Die Einstellung der Kunden sieht Kaltenbrunner allerdings noch deutlich problematischer: "Viele Menschen wollen da rauf, egal was es kostet und mit welchen Mitteln. Wo dann wirklich ethisch-moralische Aspekte einfach gar nicht mehr berücksichtigt werden. Und das ist irgendwie schon traurig zu sehen, wie die Leute an diesem Berg unterwegs sind."
Die Menschen glaubten, sie könnten alles kaufen, auch den Gipfel des Everest. Der Respekt vor dem Berg und der Natur ginge verloren. Der Luxus im Basislager ist für Kaltenbrunner nicht nachvollziehbar. Sie habe von einer Freundin gehört, dass Anbieter mittlerweile eigene Porzellantoiletten für einzelne Teilnehmer anböten.
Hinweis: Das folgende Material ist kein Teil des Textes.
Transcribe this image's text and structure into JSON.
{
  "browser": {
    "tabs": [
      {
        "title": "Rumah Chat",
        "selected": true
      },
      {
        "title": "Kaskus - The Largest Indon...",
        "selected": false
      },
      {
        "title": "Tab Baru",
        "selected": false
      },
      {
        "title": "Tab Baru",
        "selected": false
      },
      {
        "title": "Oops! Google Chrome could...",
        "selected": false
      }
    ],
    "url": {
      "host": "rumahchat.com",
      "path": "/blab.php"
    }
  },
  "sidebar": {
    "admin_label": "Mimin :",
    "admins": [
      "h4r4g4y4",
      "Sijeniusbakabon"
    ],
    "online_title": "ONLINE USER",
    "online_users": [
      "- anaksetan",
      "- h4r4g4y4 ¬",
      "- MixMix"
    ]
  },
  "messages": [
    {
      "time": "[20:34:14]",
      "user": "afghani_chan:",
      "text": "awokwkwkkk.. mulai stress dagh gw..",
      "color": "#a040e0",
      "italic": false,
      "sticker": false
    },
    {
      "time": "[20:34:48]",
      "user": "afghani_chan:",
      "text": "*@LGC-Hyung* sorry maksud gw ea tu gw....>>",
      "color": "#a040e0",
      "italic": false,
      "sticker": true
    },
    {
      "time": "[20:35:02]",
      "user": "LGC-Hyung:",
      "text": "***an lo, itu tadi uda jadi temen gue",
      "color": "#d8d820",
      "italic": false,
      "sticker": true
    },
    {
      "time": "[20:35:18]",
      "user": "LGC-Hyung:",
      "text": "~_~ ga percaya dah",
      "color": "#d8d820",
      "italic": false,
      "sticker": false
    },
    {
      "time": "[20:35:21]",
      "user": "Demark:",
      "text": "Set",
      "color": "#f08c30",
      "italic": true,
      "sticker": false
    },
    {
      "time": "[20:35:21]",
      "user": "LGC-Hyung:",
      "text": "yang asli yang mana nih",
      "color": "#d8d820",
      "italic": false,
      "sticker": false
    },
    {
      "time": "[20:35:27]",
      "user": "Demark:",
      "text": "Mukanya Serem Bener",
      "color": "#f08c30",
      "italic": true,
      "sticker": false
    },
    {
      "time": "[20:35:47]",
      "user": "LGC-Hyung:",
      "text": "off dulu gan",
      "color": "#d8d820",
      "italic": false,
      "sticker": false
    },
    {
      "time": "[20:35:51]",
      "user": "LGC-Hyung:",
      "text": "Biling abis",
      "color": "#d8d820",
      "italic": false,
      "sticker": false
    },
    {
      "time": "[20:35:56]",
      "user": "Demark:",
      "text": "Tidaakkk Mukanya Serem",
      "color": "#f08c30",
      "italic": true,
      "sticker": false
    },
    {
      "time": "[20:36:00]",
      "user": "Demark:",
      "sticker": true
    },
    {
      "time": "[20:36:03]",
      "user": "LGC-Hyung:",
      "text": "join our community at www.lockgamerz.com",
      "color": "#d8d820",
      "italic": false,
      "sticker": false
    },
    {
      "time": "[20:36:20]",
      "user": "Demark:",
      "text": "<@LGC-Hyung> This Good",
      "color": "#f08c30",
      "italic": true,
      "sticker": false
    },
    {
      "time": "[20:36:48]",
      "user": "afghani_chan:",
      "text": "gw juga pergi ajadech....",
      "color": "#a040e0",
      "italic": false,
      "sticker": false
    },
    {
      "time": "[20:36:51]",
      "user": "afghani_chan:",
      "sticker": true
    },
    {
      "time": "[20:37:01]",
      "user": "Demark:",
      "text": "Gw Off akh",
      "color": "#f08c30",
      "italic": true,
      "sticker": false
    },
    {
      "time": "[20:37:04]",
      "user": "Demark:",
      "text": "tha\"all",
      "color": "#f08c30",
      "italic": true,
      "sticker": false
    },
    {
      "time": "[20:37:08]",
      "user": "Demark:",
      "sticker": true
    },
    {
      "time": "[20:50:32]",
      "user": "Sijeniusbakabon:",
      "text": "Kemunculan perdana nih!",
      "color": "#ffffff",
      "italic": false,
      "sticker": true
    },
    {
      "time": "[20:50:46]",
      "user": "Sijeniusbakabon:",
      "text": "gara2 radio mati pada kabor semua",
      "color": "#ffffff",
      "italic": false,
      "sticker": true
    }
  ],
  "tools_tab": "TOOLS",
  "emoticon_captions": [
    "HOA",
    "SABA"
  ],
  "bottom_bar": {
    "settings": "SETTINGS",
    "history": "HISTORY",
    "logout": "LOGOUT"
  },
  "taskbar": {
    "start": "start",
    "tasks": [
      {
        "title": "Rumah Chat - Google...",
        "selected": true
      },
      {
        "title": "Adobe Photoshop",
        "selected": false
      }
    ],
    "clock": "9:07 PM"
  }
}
Bei An- und Abreise per Flug zum Lager 2 auf 6.600 Metern und Sauerstoffmengen, die die wahrgenommene Höhe des Bergs auf 3.000 Meter reduzierten, gehe es für sie nicht mehr wirklich um Bergsteigen, sagt Kaltenbrunner.
"Man darf nicht alle in einem Topf werfen. Es sind auch wirkliche Bergsteiger drunter. Aber die Masse, muss ich sagen ja, hat eigentlich wenig mit Bergsteigen zu tun."
Jeder habe seine eigene Auffassung, sagt sie: "Wünschenswert wäre: lieber aus eigener Kraft einen niedrigeren Berg, als den Everest mit allen Mitteln. Letztendlich: Eine wirkliche Lösung gibt es einfach noch nicht."